Many of these same people had, by either silence or collusion, thwarted his father as he sought to contain Senuthius; now they were hoping to tear him limb from limb and no doubt also thinking that to do so was to expiate their own sins. That only increased as Vigilius read out, to a roar at each charge, the indictment against the prisoner, this accompanied by a multitude of presented and repeated cries of ‘I will witness’.

Flavius had to give Senuthius his due; he may have panicked at the sight of the body of Gregory Blastos but he had fought hard to regain his composure and succeeded. Knowing he was going to die, he stood square-shouldered and defiant, his eyes ranging around the forum and the crowd as if to say ‘I have marked you and will be waiting to greet you in hell.’ The man who had captured him was also watching those same faces and with growing abhorrence.

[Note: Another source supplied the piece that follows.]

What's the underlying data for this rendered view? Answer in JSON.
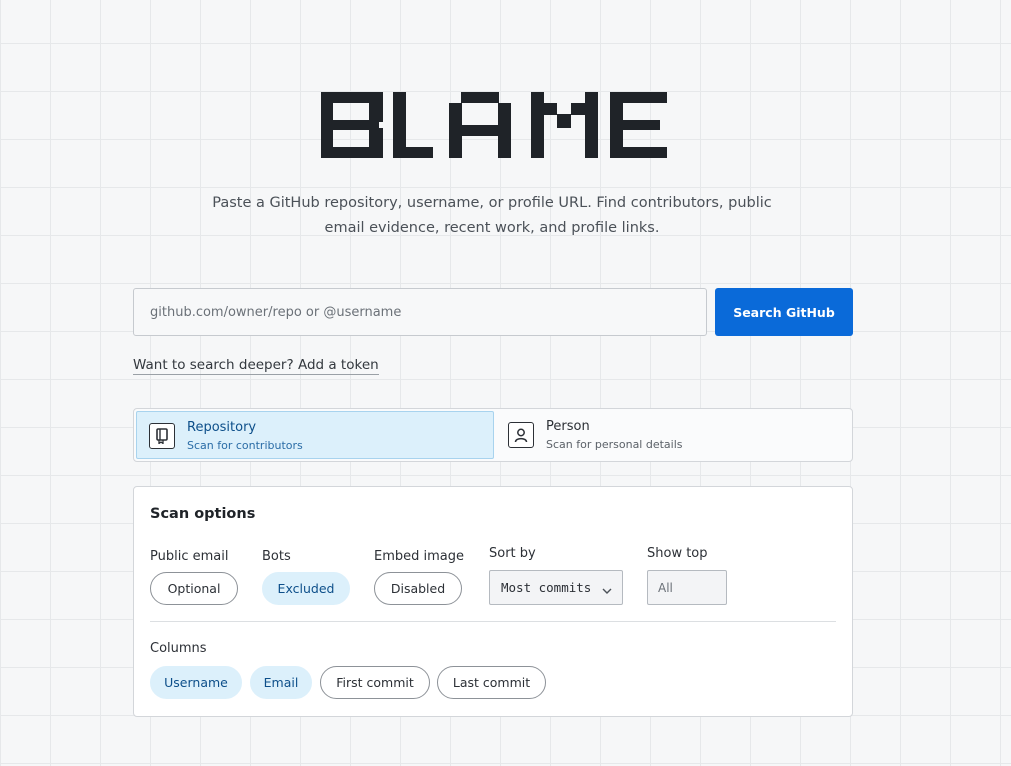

Collectively they could have done in a blink what Decimus Belisarius failed to achieve in six years of frustration. How many now yelling themselves hoarse had been active supporters of the man they now wanted dead? How many had known and just kept silent, while the rest, who must have at least supposed that crimes were going unpunished, hid their heads deep in their cellars?

‘Forbas.’

It took some time for him to respond, so loud was the crowd. ‘Sir?’

Flavius had to shout his reply, while indicating he should come close. ‘Sir? Will I ever get used to that?’

‘Enjoy it while it lasts.’

There was no questioning of the orders Flavius issued; Forbas rode off with an escort, while Flavius apprised Vigilius of what he intended, then formed up his remaining foederati in two lines so as to keep these irate citizens at bay, before tying a furious Senuthius over a saddle.